Carrefour, the retail giant in the Middle East, unveiled its vision for the future of the sector Monday at a Dubai mall.
The Carrefour mini market looks just like Amazon’s unmanned grocery stores, which opened in 2018. It is stuffed with snacks and sodas, hidden between the sprawling buildings of this city-state.
Hidden among all the familiar food is a sophisticated system that tracks the shoppers’ movements and eliminates the checkout line. This allows people to walk out with the products they want. Only customers with the store’s app on their smartphones are allowed to enter. The ceiling is covered with nearly 100 small surveillance cameras. Numerous sensors line the shelves. Within five minutes, shoppers’ phones vibrate with receipts from whatever they have put in their bags.
“This is the future,” Hani Weiss (CEO of retail at Majid Al Futtaim), told The Associated Press. He was speaking on behalf of Majid Al Futtaim’s franchise, which operates Carrefour in Middle East. “We believe in physical stores for the future. We believe that the experience will be different.”
Carrefour City+ is an experimental shop that joins the rapidly growing field of retail automation. Machine learning software and artificial Intelligence are being used by major retailers around the world to reduce labor costs, eliminate long lines, and collect crucial data about shoppers’ shopping habits.
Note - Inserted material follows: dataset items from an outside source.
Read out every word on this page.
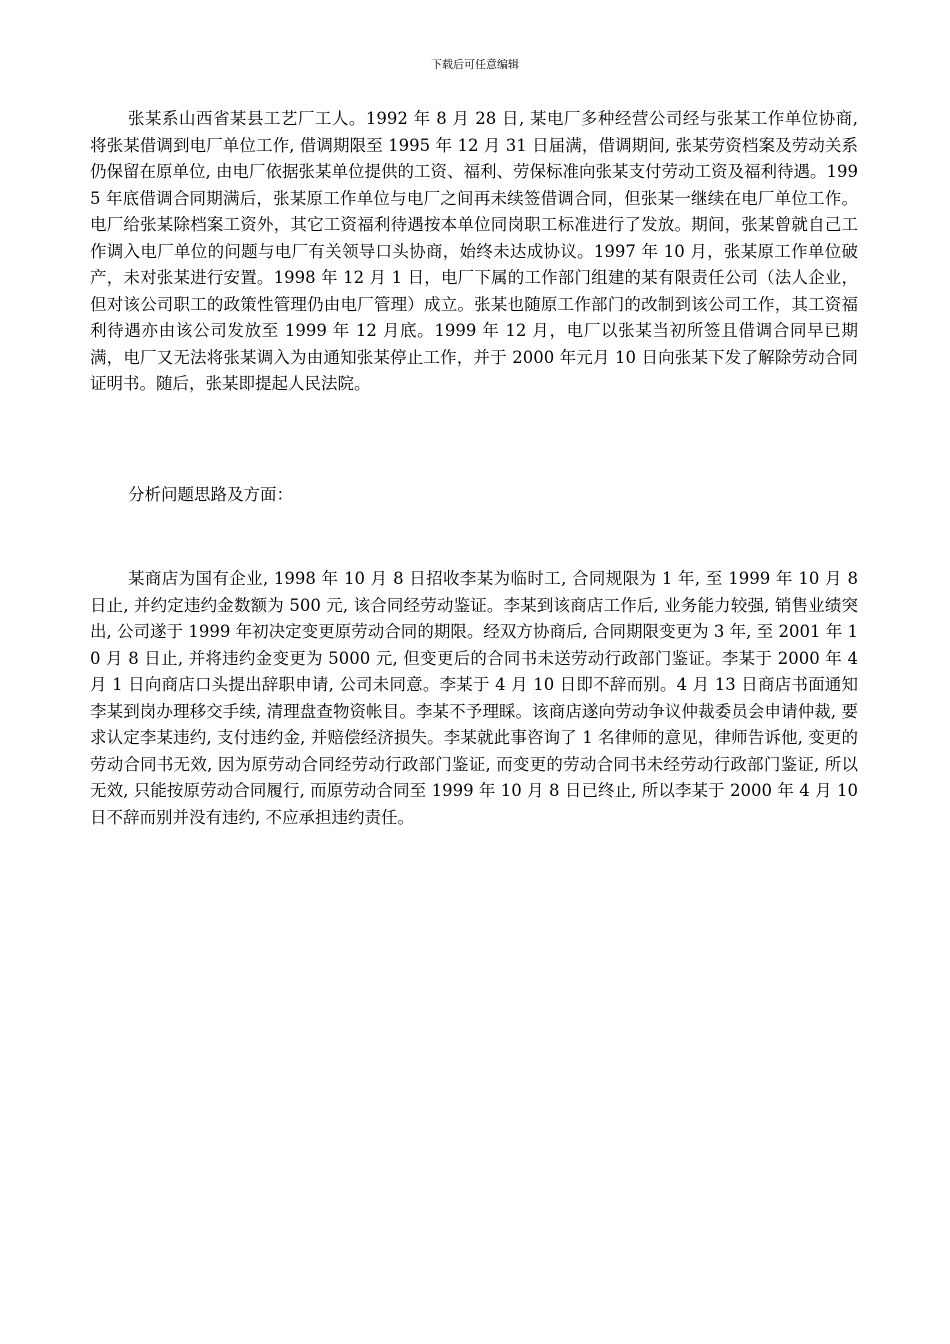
下载后可任意编辑

张某系山西省某县工艺厂工人。1992 年 8 月 28 日, 某电厂多种经营公司经与张某工作单位协商, 将张某借调到电厂单位工作, 借调期限至 1995 年 12 月 31 日届满，借调期间, 张某劳资档案及劳动关系仍保留在原单位, 由电厂依据张某单位提供的工资、福利、劳保标准向张某支付劳动工资及福利待遇。1995 年底借调合同期满后，张某原工作单位与电厂之间再未续签借调合同，但张某一继续在电厂单位工作。电厂给张某除档案工资外，其它工资福利待遇按本单位同岗职工标准进行了发放。期间，张某曾就自己工作调入电厂单位的问题与电厂有关领导口头协商，始终未达成协议。1997 年 10 月，张某原工作单位破产，未对张某进行安置。1998 年 12 月 1 日，电厂下属的工作部门组建的某有限责任公司（法人企业，但对该公司职工的政策性管理仍由电厂管理）成立。张某也随原工作部门的改制到该公司工作，其工资福利待遇亦由该公司发放至 1999 年 12 月底。1999 年 12 月，电厂以张某当初所签且借调合同早已期满，电厂又无法将张某调入为由通知张某停止工作，并于 2000 年元月 10 日向张某下发了解除劳动合同证明书。随后，张某即提起人民法院。

分析问题思路及方面：

某商店为国有企业, 1998 年 10 月 8 日招收李某为临时工, 合同规限为 1 年, 至 1999 年 10 月 8 日止, 并约定违约金数额为 500 元, 该合同经劳动鉴证。李某到该商店工作后, 业务能力较强, 销售业绩突出, 公司遂于 1999 年初决定变更原劳动合同的期限。经双方协商后, 合同期限变更为 3 年, 至 2001 年 10 月 8 日止, 并将违约金变更为 5000 元, 但变更后的合同书未送劳动行政部门鉴证。李某于 2000 年 4 月 1 日向商店口头提出辞职申请, 公司未同意。李某于 4 月 10 日即不辞而别。4 月 13 日商店书面通知李某到岗办理移交手续, 清理盘查物资帐目。李某不予理睬。该商店遂向劳动争议仲裁委员会申请仲裁, 要求认定李某违约, 支付违约金, 并赔偿经济损失。李某就此事咨询了 1 名律师的意见，律师告诉他, 变更的劳动合同书无效, 因为原劳动合同经劳动行政部门鉴证, 而变更的劳动合同书未经劳动行政部门鉴证, 所以无效, 只能按原劳动合同履行, 而原劳动合同至 1999 年 10 月 8 日已终止, 所以李某于 2000 年 4 月 10 日不辞而别并没有违约, 不应承担违约责任。
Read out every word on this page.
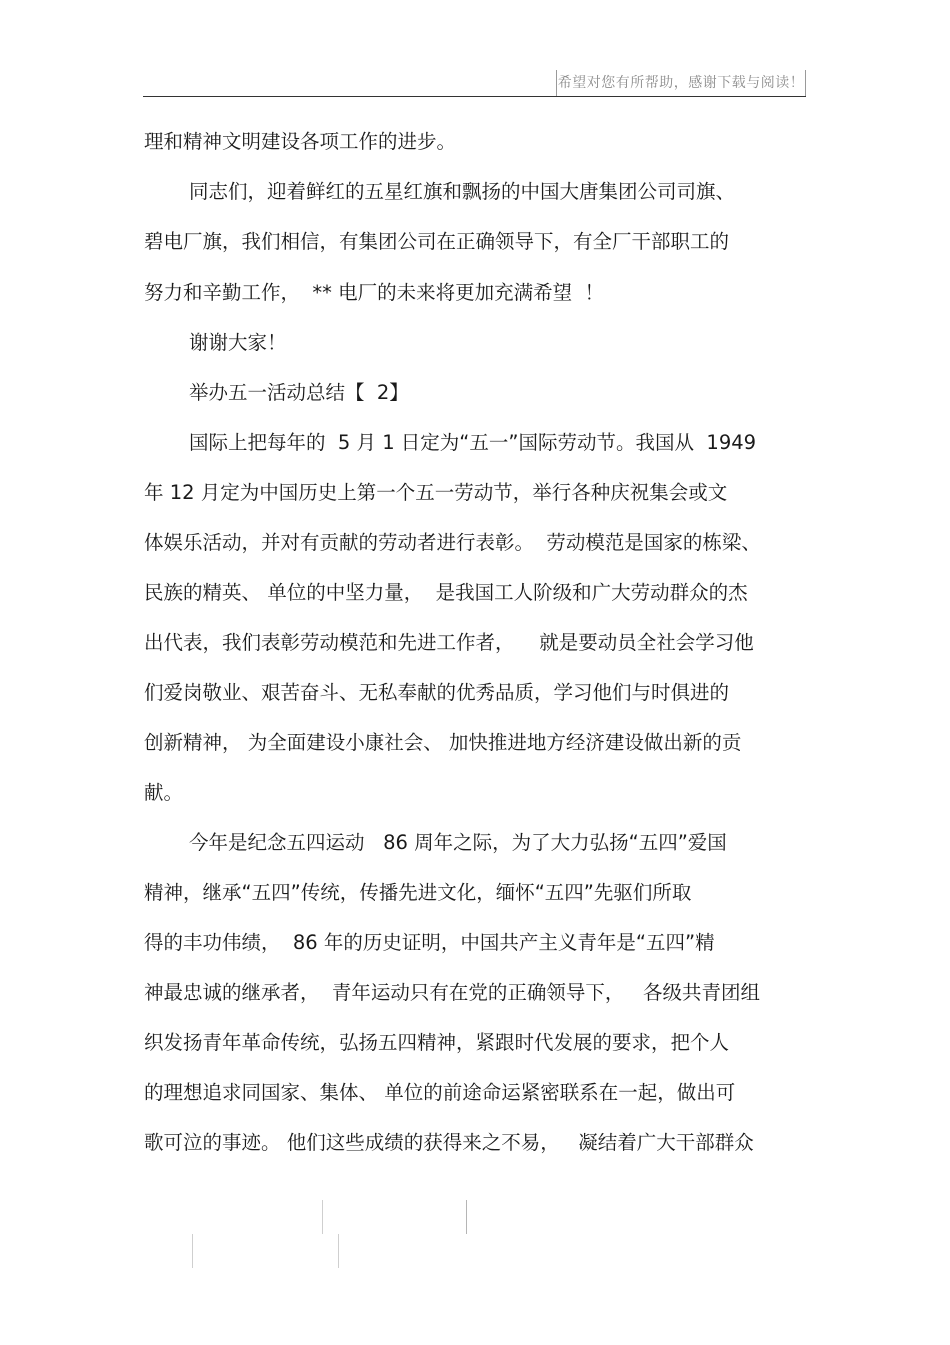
希望对您有所帮助，感谢下载与阅读！
理和精神文明建设各项工作的进步。
同志们，迎着鲜红的五星红旗和飘扬的中国大唐集团公司司旗、
碧电厂旗，我们相信，有集团公司在正确领导下，有全厂干部职工的
努力和辛勤工作，  ** 电厂的未来将更加充满希望  ！
谢谢大家！
举办五一活动总结【  2】
国际上把每年的  5 月 1 日定为“五一”国际劳动节。我国从  1949
年 12 月定为中国历史上第一个五一劳动节，举行各种庆祝集会或文
体娱乐活动，并对有贡献的劳动者进行表彰。  劳动模范是国家的栋梁、
民族的精英、 单位的中坚力量，  是我国工人阶级和广大劳动群众的杰
出代表，我们表彰劳动模范和先进工作者，    就是要动员全社会学习他
们爱岗敬业、艰苦奋斗、无私奉献的优秀品质，学习他们与时俱进的
创新精神， 为全面建设小康社会、 加快推进地方经济建设做出新的贡
献。
今年是纪念五四运动   86 周年之际，为了大力弘扬“五四”爱国
精神，继承“五四”传统，传播先进文化，缅怀“五四”先驱们所取
得的丰功伟绩，  86 年的历史证明，中国共产主义青年是“五四”精
神最忠诚的继承者，  青年运动只有在党的正确领导下，   各级共青团组
织发扬青年革命传统，弘扬五四精神，紧跟时代发展的要求，把个人
的理想追求同国家、集体、 单位的前途命运紧密联系在一起，做出可
歌可泣的事迹。 他们这些成绩的获得来之不易，   凝结着广大干部群众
Weiss stated that “We use (the data] to provide a better shopping experience in the future… so customers don’t have too much to do with the next products they want.” All the insights are being used internally to improve customer shopping experience.
Weiss stated that customers must grant Carrefour permission for them to collect their data. The company will not share this information. Privacy concerns have been raised in the United States where Amazon Go, a futuristic store that collects vast amounts of data on shoppers, has already been raised. In the United Arab Emirates, which has one of the highest concentrations per capita of surveillance cameras in the world, it’s unlikely that this will be a topic of public discussion.
Major retailers are now forced to evaluate their future due to the pandemic. Many are investing more in automation, which could lead to severe job losses. Carrefour said that humans would still be required to “support customers” as well as assist the machines in the short-term.
Weiss stated, “There is no future apart from humans.”